The Sri Lankan army, 120,000 strong, has grown fivefold in the past twenty years, since the war against the LTTE took hold. It suffers from high desertion, inconsistent strategy, and frequent low morale. The thrust of government policy has fluctuated between emphasizing negotiations and stressing military victory. They have never come close to eliminating the Tigers as a military threat.

Reviving the economy: The government’s other major challenge is the economy. A liberalized economy, highly literate population, a well-known destination for tourism, and strong textile and tea exports should make this nation prosperous. However, defense spending now tops $850 million a year, or 34% of the annual budget. This year, some $350 in new weapons purchases forced the president to suspend development spending. Inflation has risen from 3.8 % in April to 5.1% in September. Erratic economic policy and security concerns discourage investment, and the stock markets are sluggish. Sri Lankan GDP has grown by 4-6 percent a year for the past decade; growth this year is expected to be a decent 5-5.5 percent. Given the low population growth, this is a respectable record. The cost is in what might have been. Studies have shown that but for the war, the economy could grow at 8% a year, enough to make a real dent in poverty.
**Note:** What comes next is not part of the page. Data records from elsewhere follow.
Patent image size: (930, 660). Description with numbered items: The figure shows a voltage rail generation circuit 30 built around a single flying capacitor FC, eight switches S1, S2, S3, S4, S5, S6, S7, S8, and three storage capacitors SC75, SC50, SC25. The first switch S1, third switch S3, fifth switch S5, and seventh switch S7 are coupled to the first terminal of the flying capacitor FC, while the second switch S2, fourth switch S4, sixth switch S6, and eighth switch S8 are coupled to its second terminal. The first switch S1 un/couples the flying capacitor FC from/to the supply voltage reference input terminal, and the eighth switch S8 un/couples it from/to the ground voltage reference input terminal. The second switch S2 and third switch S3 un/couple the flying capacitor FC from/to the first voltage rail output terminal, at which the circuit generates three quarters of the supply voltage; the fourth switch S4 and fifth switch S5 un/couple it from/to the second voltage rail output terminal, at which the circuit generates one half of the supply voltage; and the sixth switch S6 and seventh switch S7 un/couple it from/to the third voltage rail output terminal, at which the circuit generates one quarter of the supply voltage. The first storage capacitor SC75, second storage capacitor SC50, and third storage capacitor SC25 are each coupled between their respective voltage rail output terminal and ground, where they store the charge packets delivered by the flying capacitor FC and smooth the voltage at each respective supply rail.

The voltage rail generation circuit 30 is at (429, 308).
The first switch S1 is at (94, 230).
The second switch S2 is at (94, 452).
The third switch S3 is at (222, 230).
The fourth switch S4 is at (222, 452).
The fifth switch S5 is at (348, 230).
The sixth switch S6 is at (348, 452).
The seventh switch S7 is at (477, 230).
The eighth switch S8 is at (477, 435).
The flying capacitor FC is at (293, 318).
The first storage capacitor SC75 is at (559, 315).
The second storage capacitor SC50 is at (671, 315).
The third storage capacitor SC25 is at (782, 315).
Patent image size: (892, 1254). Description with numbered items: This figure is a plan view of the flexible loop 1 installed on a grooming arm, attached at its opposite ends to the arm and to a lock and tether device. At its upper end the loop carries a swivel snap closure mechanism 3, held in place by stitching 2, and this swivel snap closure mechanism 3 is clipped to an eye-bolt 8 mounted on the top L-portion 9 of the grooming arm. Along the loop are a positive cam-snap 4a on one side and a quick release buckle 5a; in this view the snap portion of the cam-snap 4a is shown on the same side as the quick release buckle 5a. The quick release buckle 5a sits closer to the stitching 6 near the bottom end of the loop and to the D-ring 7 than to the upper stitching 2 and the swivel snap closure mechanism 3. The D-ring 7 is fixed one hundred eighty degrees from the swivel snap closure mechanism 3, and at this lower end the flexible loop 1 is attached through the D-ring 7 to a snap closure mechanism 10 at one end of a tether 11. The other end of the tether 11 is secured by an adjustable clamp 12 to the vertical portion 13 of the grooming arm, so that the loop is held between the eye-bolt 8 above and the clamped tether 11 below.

Next steps: Six years ago, Chandrika Kumaratunga brought the energy and drive of a newly elected leader to her quest for peace. This time, she is carrying six years’ worth of baggage, and is running on ideas that have been in her kit bag throughout that time. An ugly incident in late October in which a Sinhalese mob burned down a prison housing young LTTE fighters who had surrendered suggests that she will need to work on avoiding a dangerous ethnic backlash outside the principal war zone. To end the stalemate, she has a tougher job. The LTTE remains the force most capable of blocking a peace agreement it does not accept. The government therefore has no option but to deal with it. The accent is likely to be on the military for the time being, for both sides want to claim the Jaffna peninsula.

But without a political settlement, there can be no peace. The negotiations that were interrupted in 1995, and those that the Norwegians tried to broker in early 2000, cannot simply be resumed. Eventually, the process must begin again, and the parties need to start looking for new building blocks. On the government side, demonstrating that it can make devolution work in the territory it now holds and encouraging fresh thinking about a looser national structure that recognizes the Tamil collective identity would be good starting points. On the LTTE side, the soul-searching needs to be very fundamental – about the cost to Tamil society of the death toll from increasingly young LTTE fighters, and about what kind of coexistence would give the community the security and dignity it craves. This will be a long term effort at best.